Drakari Donaldson, co-owner of California Street Cannabis Company, which operates multiple locations across the city, said the cafés could help legal sellers "offer a better experience and compete in a 'very challenging market.'" Will Dolan, who owns cannabis businesses in the Outer Sunset and Mission districts, described the concept as "a space at the crossroads of cannabis and hospitality" where "the community can gather, consume cannabis and enjoy such things as coffee, light bites, a snack, and entertainment such as music and standup comedy."

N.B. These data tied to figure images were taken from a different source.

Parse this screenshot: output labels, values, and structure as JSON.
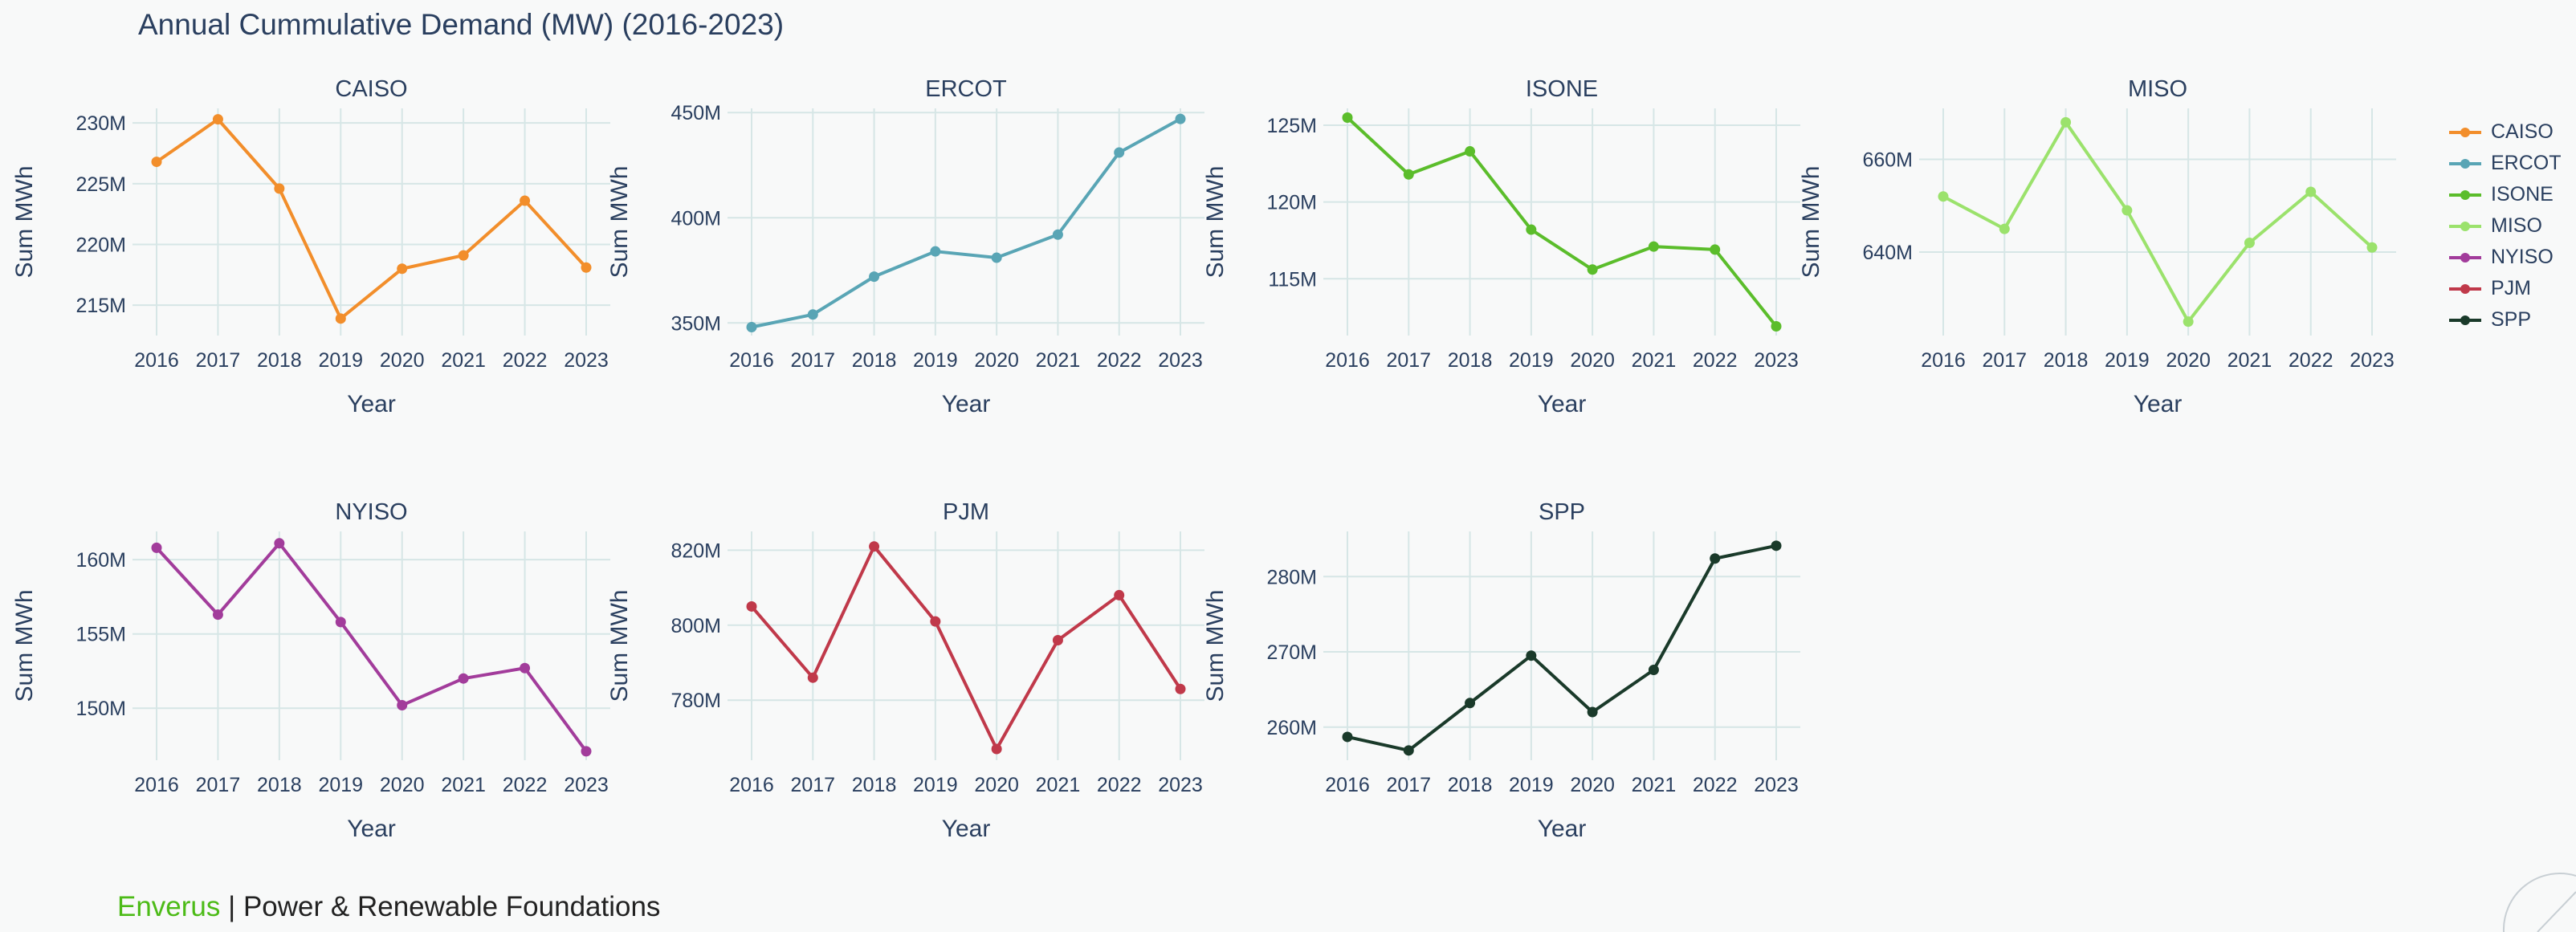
{
  "title": "Annual Cummulative Demand (MW) (2016-2023)",
  "footer": {
    "brand": "Enverus",
    "separator": " | ",
    "subtitle": "Power & Renewable Foundations"
  },
  "chart_data": {
    "type": "line",
    "x": [
      2016,
      2017,
      2018,
      2019,
      2020,
      2021,
      2022,
      2023
    ],
    "xlabel": "Year",
    "ylabel": "Sum MWh",
    "grid": true,
    "legend_position": "right",
    "series": [
      {
        "name": "CAISO",
        "color": "#f28e2b",
        "values": [
          226.8,
          230.3,
          224.6,
          213.9,
          218.0,
          219.1,
          223.6,
          218.1
        ],
        "ylim": [
          212.5,
          231.2
        ],
        "ticks": [
          215,
          220,
          225,
          230
        ]
      },
      {
        "name": "ERCOT",
        "color": "#59a5b5",
        "values": [
          348,
          354,
          372,
          384,
          381,
          392,
          431,
          447
        ],
        "ylim": [
          344,
          452
        ],
        "ticks": [
          350,
          400,
          450
        ]
      },
      {
        "name": "ISONE",
        "color": "#5bbd2b",
        "values": [
          125.5,
          121.8,
          123.3,
          118.2,
          115.6,
          117.1,
          116.9,
          111.9
        ],
        "ylim": [
          111.3,
          126.1
        ],
        "ticks": [
          115,
          120,
          125
        ]
      },
      {
        "name": "MISO",
        "color": "#9be26c",
        "values": [
          652,
          645,
          668,
          649,
          625,
          642,
          653,
          641
        ],
        "ylim": [
          622,
          671
        ],
        "ticks": [
          640,
          660
        ]
      },
      {
        "name": "NYISO",
        "color": "#a23c9b",
        "values": [
          160.8,
          156.3,
          161.1,
          155.8,
          150.2,
          152.0,
          152.7,
          147.1
        ],
        "ylim": [
          146.5,
          161.9
        ],
        "ticks": [
          150,
          155,
          160
        ]
      },
      {
        "name": "PJM",
        "color": "#c0394a",
        "values": [
          805,
          786,
          821,
          801,
          767,
          796,
          808,
          783
        ],
        "ylim": [
          764,
          825
        ],
        "ticks": [
          780,
          800,
          820
        ]
      },
      {
        "name": "SPP",
        "color": "#1a3a2a",
        "values": [
          258.7,
          256.9,
          263.2,
          269.5,
          262.0,
          267.6,
          282.4,
          284.1
        ],
        "ylim": [
          255.6,
          286.0
        ],
        "ticks": [
          260,
          270,
          280
        ]
      }
    ]
  }
}
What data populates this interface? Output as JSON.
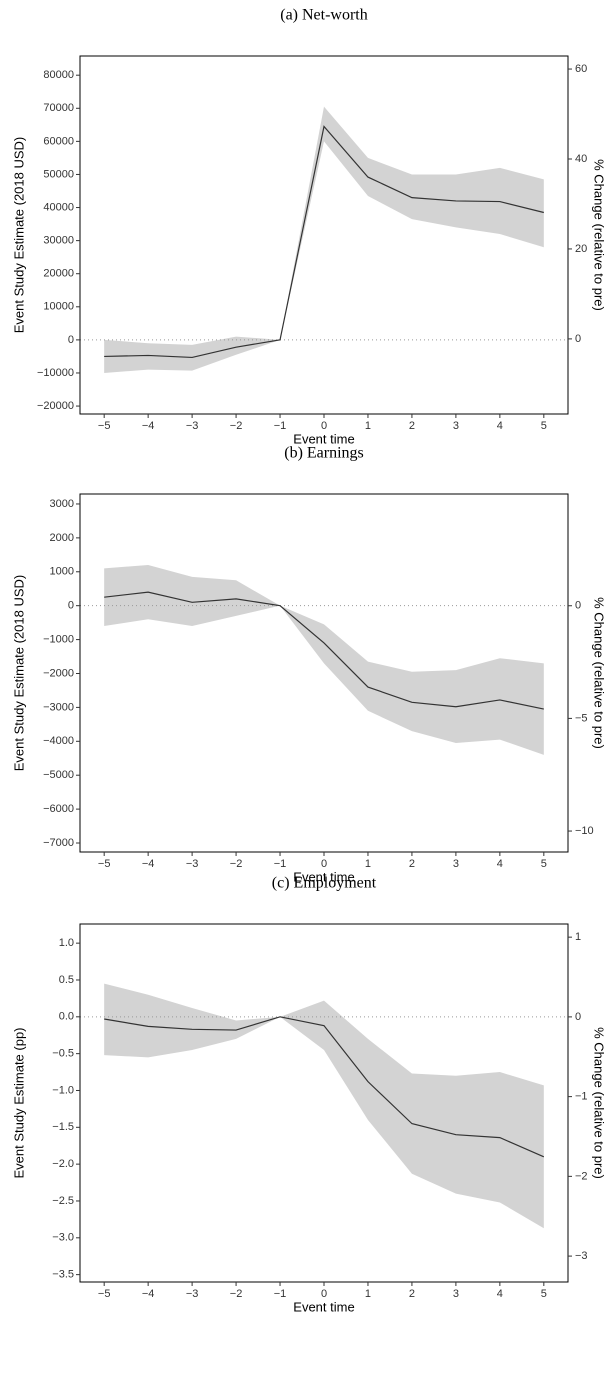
{
  "chart_data": [
    {
      "type": "line",
      "title": "(a) Net-worth",
      "xlabel": "Event time",
      "ylabel": "Event Study Estimate (2018 USD)",
      "y2label": "% Change (relative to pre)",
      "x": [
        -5,
        -4,
        -3,
        -2,
        -1,
        0,
        1,
        2,
        3,
        4,
        5
      ],
      "values": [
        -5000,
        -4700,
        -5300,
        -2200,
        0,
        64500,
        49200,
        43000,
        42000,
        41800,
        38500
      ],
      "lower": [
        -10000,
        -9000,
        -9300,
        -4500,
        0,
        60000,
        43500,
        36500,
        34000,
        32000,
        28000
      ],
      "upper": [
        0,
        -1000,
        -1500,
        1000,
        0,
        70500,
        55000,
        50000,
        50000,
        52000,
        48500
      ],
      "color": "#333333",
      "band_color": "#d3d3d3",
      "hline": 0,
      "xlim": [
        -5.55,
        5.55
      ],
      "ylim": [
        -22400,
        85800
      ],
      "y2lim": [
        -16.7,
        62.9
      ],
      "xticks": [
        {
          "value": -5,
          "label": "−5"
        },
        {
          "value": -4,
          "label": "−4"
        },
        {
          "value": -3,
          "label": "−3"
        },
        {
          "value": -2,
          "label": "−2"
        },
        {
          "value": -1,
          "label": "−1"
        },
        0,
        1,
        2,
        3,
        4,
        5
      ],
      "yticks": [
        {
          "value": -20000,
          "label": "−20000"
        },
        {
          "value": -10000,
          "label": "−10000"
        },
        0,
        10000,
        20000,
        30000,
        40000,
        50000,
        60000,
        70000,
        80000
      ],
      "y2ticks": [
        0,
        20,
        40,
        60
      ]
    },
    {
      "type": "line",
      "title": "(b) Earnings",
      "xlabel": "Event time",
      "ylabel": "Event Study Estimate (2018 USD)",
      "y2label": "% Change (relative to pre)",
      "x": [
        -5,
        -4,
        -3,
        -2,
        -1,
        0,
        1,
        2,
        3,
        4,
        5
      ],
      "values": [
        250,
        400,
        100,
        200,
        0,
        -1100,
        -2400,
        -2850,
        -2980,
        -2780,
        -3050
      ],
      "lower": [
        -600,
        -400,
        -600,
        -300,
        0,
        -1700,
        -3100,
        -3700,
        -4050,
        -3950,
        -4400
      ],
      "upper": [
        1100,
        1200,
        850,
        750,
        0,
        -550,
        -1650,
        -1950,
        -1900,
        -1550,
        -1700
      ],
      "color": "#333333",
      "band_color": "#d3d3d3",
      "hline": 0,
      "xlim": [
        -5.55,
        5.55
      ],
      "ylim": [
        -7265,
        3294
      ],
      "y2lim": [
        -10.93,
        4.96
      ],
      "xticks": [
        {
          "value": -5,
          "label": "−5"
        },
        {
          "value": -4,
          "label": "−4"
        },
        {
          "value": -3,
          "label": "−3"
        },
        {
          "value": -2,
          "label": "−2"
        },
        {
          "value": -1,
          "label": "−1"
        },
        0,
        1,
        2,
        3,
        4,
        5
      ],
      "yticks": [
        {
          "value": -7000,
          "label": "−7000"
        },
        {
          "value": -6000,
          "label": "−6000"
        },
        {
          "value": -5000,
          "label": "−5000"
        },
        {
          "value": -4000,
          "label": "−4000"
        },
        {
          "value": -3000,
          "label": "−3000"
        },
        {
          "value": -2000,
          "label": "−2000"
        },
        {
          "value": -1000,
          "label": "−1000"
        },
        0,
        1000,
        2000,
        3000
      ],
      "y2ticks": [
        {
          "value": -10,
          "label": "−10"
        },
        {
          "value": -5,
          "label": "−5"
        },
        0
      ]
    },
    {
      "type": "line",
      "title": "(c) Employment",
      "xlabel": "Event time",
      "ylabel": "Event Study Estimate (pp)",
      "y2label": "% Change (relative to pre)",
      "x": [
        -5,
        -4,
        -3,
        -2,
        -1,
        0,
        1,
        2,
        3,
        4,
        5
      ],
      "values": [
        -0.03,
        -0.13,
        -0.17,
        -0.18,
        0,
        -0.12,
        -0.88,
        -1.45,
        -1.6,
        -1.64,
        -1.9
      ],
      "lower": [
        -0.52,
        -0.55,
        -0.45,
        -0.3,
        0,
        -0.45,
        -1.4,
        -2.13,
        -2.4,
        -2.52,
        -2.87
      ],
      "upper": [
        0.45,
        0.3,
        0.12,
        -0.05,
        0,
        0.22,
        -0.3,
        -0.77,
        -0.8,
        -0.75,
        -0.93
      ],
      "color": "#333333",
      "band_color": "#d3d3d3",
      "hline": 0,
      "xlim": [
        -5.55,
        5.55
      ],
      "ylim": [
        -3.6,
        1.26
      ],
      "y2lim": [
        -3.325,
        1.165
      ],
      "xticks": [
        {
          "value": -5,
          "label": "−5"
        },
        {
          "value": -4,
          "label": "−4"
        },
        {
          "value": -3,
          "label": "−3"
        },
        {
          "value": -2,
          "label": "−2"
        },
        {
          "value": -1,
          "label": "−1"
        },
        0,
        1,
        2,
        3,
        4,
        5
      ],
      "yticks": [
        {
          "value": -3.5,
          "label": "−3.5"
        },
        {
          "value": -3,
          "label": "−3.0"
        },
        {
          "value": -2.5,
          "label": "−2.5"
        },
        {
          "value": -2,
          "label": "−2.0"
        },
        {
          "value": -1.5,
          "label": "−1.5"
        },
        {
          "value": -1,
          "label": "−1.0"
        },
        {
          "value": -0.5,
          "label": "−0.5"
        },
        {
          "value": 0,
          "label": "0.0"
        },
        0.5,
        {
          "value": 1,
          "label": "1.0"
        }
      ],
      "y2ticks": [
        {
          "value": -3,
          "label": "−3"
        },
        {
          "value": -2,
          "label": "−2"
        },
        {
          "value": -1,
          "label": "−1"
        },
        0,
        1
      ]
    }
  ]
}
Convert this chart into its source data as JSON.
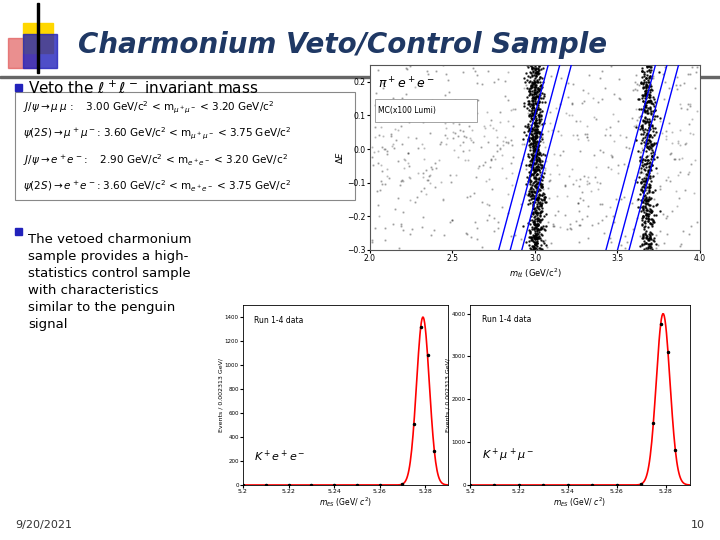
{
  "bg_color": "#ffffff",
  "title": "Charmonium Veto/Control Sample",
  "title_color": "#1F3864",
  "title_fontsize": 20,
  "date_text": "9/20/2021",
  "page_num": "10",
  "logo_yellow": "#FFD700",
  "logo_red": "#DD4444",
  "logo_blue": "#2222bb",
  "logo_black": "#000000",
  "header_line_color": "#888888",
  "bullet_color": "#2222bb",
  "formula_lines": [
    "$J/\\psi \\to \\mu\\,\\mu$ :     3.00 GeV/c$^2$ < m$_{\\mu^+\\mu^-}$ < 3.20 GeV/c$^2$",
    "$\\psi(2S) \\to \\mu^+\\mu^-$: 3.60 GeV/c$^2$ < m$_{\\mu^+\\mu^-}$ < 3.75 GeV/c$^2$",
    "$J/\\psi \\to e^+e^-$:     2.90 GeV/c$^2$ < m$_{e^+e^-}$ < 3.20 GeV/c$^2$",
    "$\\psi(2S) \\to e^+e^-$: 3.60 GeV/c$^2$ < m$_{e^+e^-}$ < 3.75 GeV/c$^2$"
  ],
  "bullet2_lines": [
    "The vetoed charmonium",
    "sample provides a high-",
    "statistics control sample",
    "with characteristics",
    "similar to the penguin",
    "signal"
  ]
}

The ordinance would prohibit on-site sale or consumption of alcohol and tobacco and require clear signage marking consumption areas, staff training on secondhand smoke and ventilation, and a ban on loitering at café sites. Mandelman credited Ben Van Houten, the city's Director of Nightlife Initiatives, with amending existing legislation to reduce regulatory obstacles and "clear the path to open real cannabis cafes."
San Diego, West Hollywood, and Sacramento already operate cannabis cafés under their own local frameworks. Hoodline noted that if San Francisco adopts the ordinance, the city would become one of the larger California cities to formally codify how cannabis hospitality works on the ground.
The ordinance now heads into the standard City Hall process: committee hearings, public comment periods, and a full Board of Supervisors vote before any rules take effect. City departments are expected to define specific ventilation, filtration, and permitting standards in coordination with the Department of Public Health and labor groups, with officials indicating they would also solicit input from neighbors and business owners as the ordinance language is finalized.